Am 7. August erblicke ich endlich wieder Tageslicht, als sich die Heckklappe meines Anhängers öffnet. Die Sonne scheint und die Wetterberichte sind optimistisch. Mein Pilot will es noch einmal wissen und weil es im Osten wettertechnisch nichts werden soll, deklariert er in meinem Bordrechner 500km um Hannover herum. Nach dem Start fast wieder abgesoffen, geht es aber dann los Richtung Verden unter Wolken, die oft besser aussehen als das Steigen was man unter ihnen antrifft. Anfangs hilft die "BF" noch beim Aufspüren des besten Steigens, aber als es immer blauer wird, trennen sich die Wege. Verunsichert darüber, was denn nun für ein Wetter ist geht es nach Verden Richtung Hann. Münden, dem "schönsten Wendepunkts Norddeutschlands". Zwischendurch wird wegen des geringen Schnitts schon an Abbrechen gedacht, aber kaum wird der Kurs geändert heben mich 2m/s wieder an die Basis bei knapp 2000m. Derart motiviert geht es an Bad Pyrmont vorbei (einziges Foto vom Flug) am Solling längs, über den Reinhardswald zur 2ten Wende.

Jetzt kommen auch endlich Wolken und der Schnitt geht auf fast 90km/h. Leider währt das Glück nur kurz und ab Northeim wird es wieder Blauer. Die Durststrecke hält an bis zum Elm, wo wieder 2,3m/s helfen, um nach oben zu kommen. Irgendwie führt mich mein Pilot unter der inzwischen wieder vielversprechenden Optik doch am Steigen vorbei. Der Gleitwinkel kann zwar ordentlich gestreckt werden, es dauert aber noch bis kurz vor Gardelegen bis auch ein passender Bart von 3m/s (Tagesbester) gefunden wird. Die letzten 100km zurück nach Grosses Moor laufen zwar nicht perfekt, sind aber letztendlich doch nur noch Formsache, da die Optik trotz der vorgeschrittenen Stunde, es ist kurz vor 6:00 local, noch verrät, dass ausreichend Thermik vorhanden ist. Ab Stüde wird es wieder blauer, aber die Endanflughöhe ist knapp erreicht. Letztendlich wird bei Wilsche unter ein paar Flusen der Sack mit dem Zugewinn von 200m in 1,1m/s zugemacht. Die Luft ist im Blauen auch noch so aktiv, dass das Kurbeln eigentlich überflüssig war, aber wer weiß das schon vorher? - Punkthöchstes FAI-Dreieck in Deutschland an dem Tag.

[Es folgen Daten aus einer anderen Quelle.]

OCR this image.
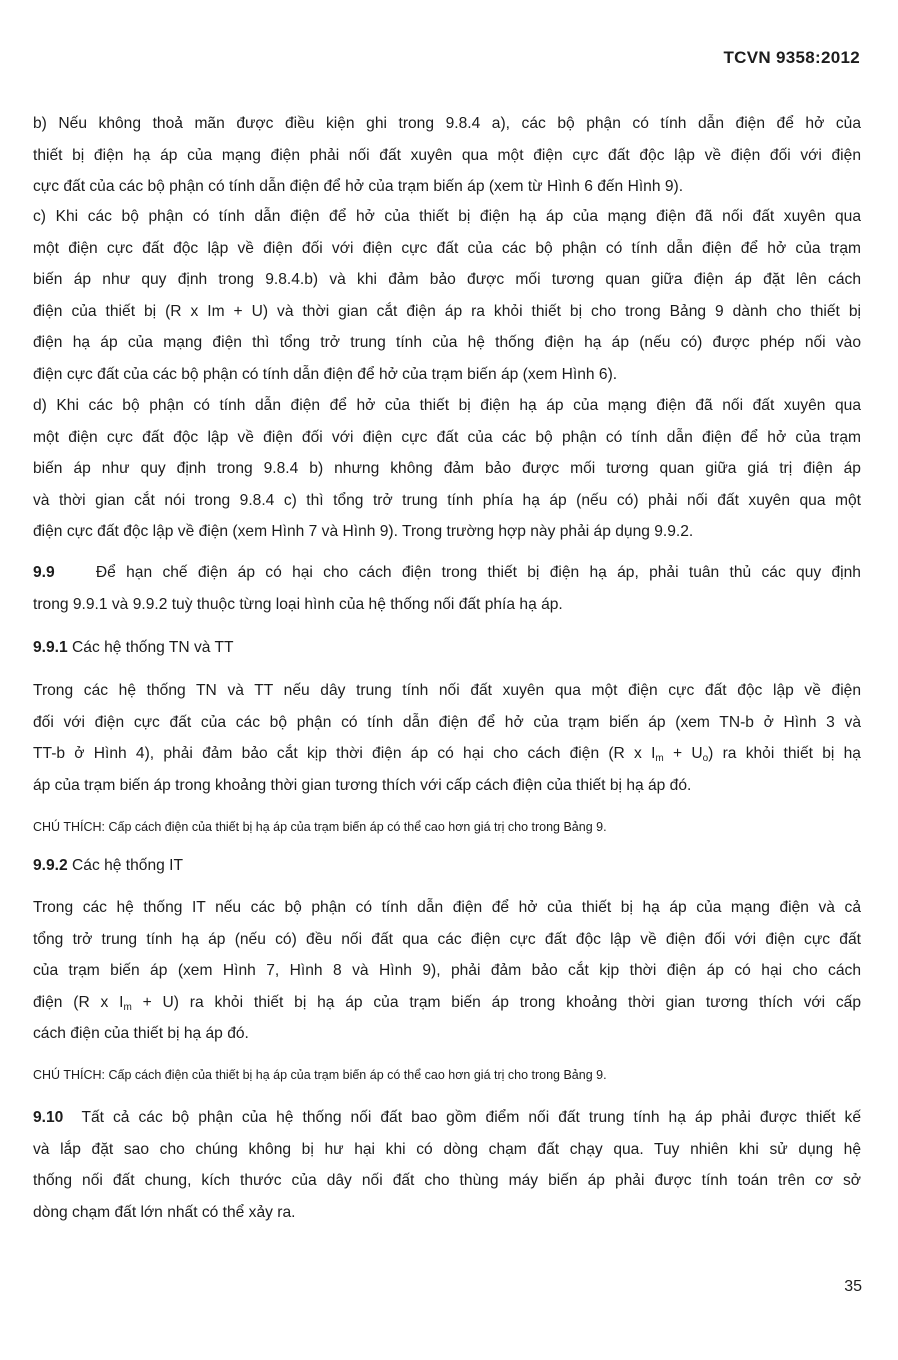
TCVN 9358:2012
b) Nếu không thoả mãn được điều kiện ghi trong 9.8.4 a), các bộ phận có tính dẫn điện để hở của
thiết bị điện hạ áp của mạng điện phải nối đất xuyên qua một điện cực đất độc lập về điện đối với điện
cực đất của các bộ phận có tính dẫn điện để hở của trạm biến áp (xem từ Hình 6 đến Hình 9).
c) Khi các bộ phận có tính dẫn điện để hở của thiết bị điện hạ áp của mạng điện đã nối đất xuyên qua
một điện cực đất độc lập về điện đối với điện cực đất của các bộ phận có tính dẫn điện để hở của trạm
biến áp như quy định trong 9.8.4.b) và khi đảm bảo được mối tương quan giữa điện áp đặt lên cách
điện của thiết bị (R x Im + U) và thời gian cắt điện áp ra khỏi thiết bị cho trong Bảng 9 dành cho thiết bị
điện hạ áp của mạng điện thì tổng trở trung tính của hệ thống điện hạ áp (nếu có) được phép nối vào
điện cực đất của các bộ phận có tính dẫn điện để hở của trạm biến áp (xem Hình 6).
d) Khi các bộ phận có tính dẫn điện để hở của thiết bị điện hạ áp của mạng điện đã nối đất xuyên qua
một điện cực đất độc lập về điện đối với điện cực đất của các bộ phận có tính dẫn điện để hở của trạm
biến áp như quy định trong 9.8.4 b) nhưng không đảm bảo được mối tương quan giữa giá trị điện áp
và thời gian cắt nói trong 9.8.4 c) thì tổng trở trung tính phía hạ áp (nếu có) phải nối đất xuyên qua một
điện cực đất độc lập về điện (xem Hình 7 và Hình 9). Trong trường hợp này phải áp dụng 9.9.2.
9.9	Để hạn chế điện áp có hại cho cách điện trong thiết bị điện hạ áp, phải tuân thủ các quy định
trong 9.9.1 và 9.9.2 tuỳ thuộc từng loại hình của hệ thống nối đất phía hạ áp.
9.9.1 Các hệ thống TN và TT
Trong các hệ thống TN và TT nếu dây trung tính nối đất xuyên qua một điện cực đất độc lập về điện
đối với điện cực đất của các bộ phận có tính dẫn điện để hở của trạm biến áp (xem TN-b ở Hình 3 và
TT-b ở Hình 4), phải đảm bảo cắt kịp thời điện áp có hại cho cách điện (R x $I_m + U_o$) ra khỏi thiết bị hạ
áp của trạm biến áp trong khoảng thời gian tương thích với cấp cách điện của thiết bị hạ áp đó.
CHÚ THÍCH: Cấp cách điện của thiết bị hạ áp của trạm biến áp có thể cao hơn giá trị cho trong Bảng 9.
9.9.2 Các hệ thống IT
Trong các hệ thống IT nếu các bộ phận có tính dẫn điện để hở của thiết bị hạ áp của mạng điện và cả
tổng trở trung tính hạ áp (nếu có) đều nối đất qua các điện cực đất độc lập về điện đối với điện cực đất
của trạm biến áp (xem Hình 7, Hình 8 và Hình 9), phải đảm bảo cắt kịp thời điện áp có hại cho cách
điện (R x $I_m + U$) ra khỏi thiết bị hạ áp của trạm biến áp trong khoảng thời gian tương thích với cấp
cách điện của thiết bị hạ áp đó.
CHÚ THÍCH: Cấp cách điện của thiết bị hạ áp của trạm biến áp có thể cao hơn giá trị cho trong Bảng 9.
9.10 Tất cả các bộ phận của hệ thống nối đất bao gồm điểm nối đất trung tính hạ áp phải được thiết kế
và lắp đặt sao cho chúng không bị hư hại khi có dòng chạm đất chạy qua. Tuy nhiên khi sử dụng hệ
thống nối đất chung, kích thước của dây nối đất cho thùng máy biến áp phải được tính toán trên cơ sở
dòng chạm đất lớn nhất có thể xảy ra.
35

Dieser Flug findet sogar bei Ritz Beachtung: "I was also impressed with an FAI set 500 km triangle in an ASW 15 around Hannover also on Sunday !! Start was at Grosses Moor in Germany!!" - Ritz ist bekannt von verschiedenen internationalen Meisterschaften, u.a. auch Weltmeisterschaften, über die sie leidenschaftlich berichtet. Mein Pilot hat schon öfter in Ritz Corner (so nennt sie dann die Kolumne auf der jeweiligen Homepage, in der sie aktuell berichtet) gestöbert, weil es dort immer spannend zugeht. Neugierig geworden, wer sich hinter dem Namen Ritz verbirgt hat er dann folgenden CV (Lebenslauf bzw. Curriculum Vitae) ergooglet, der das meiste erklärt: Ritz de Luij
Ebenfalls an diesem Samstag: Auf der Wasserkuppe ist letzter Wertungstag bei der Clubklasse-Quali "Rhön-Segelflugwettbewerb 2010". Tagessieg für meine Schwester "BK" D-8665, die damit ihren Piloten auf den 2ten Nachrückerplatz zur DM bringt. - Glückwunsch nachträglich.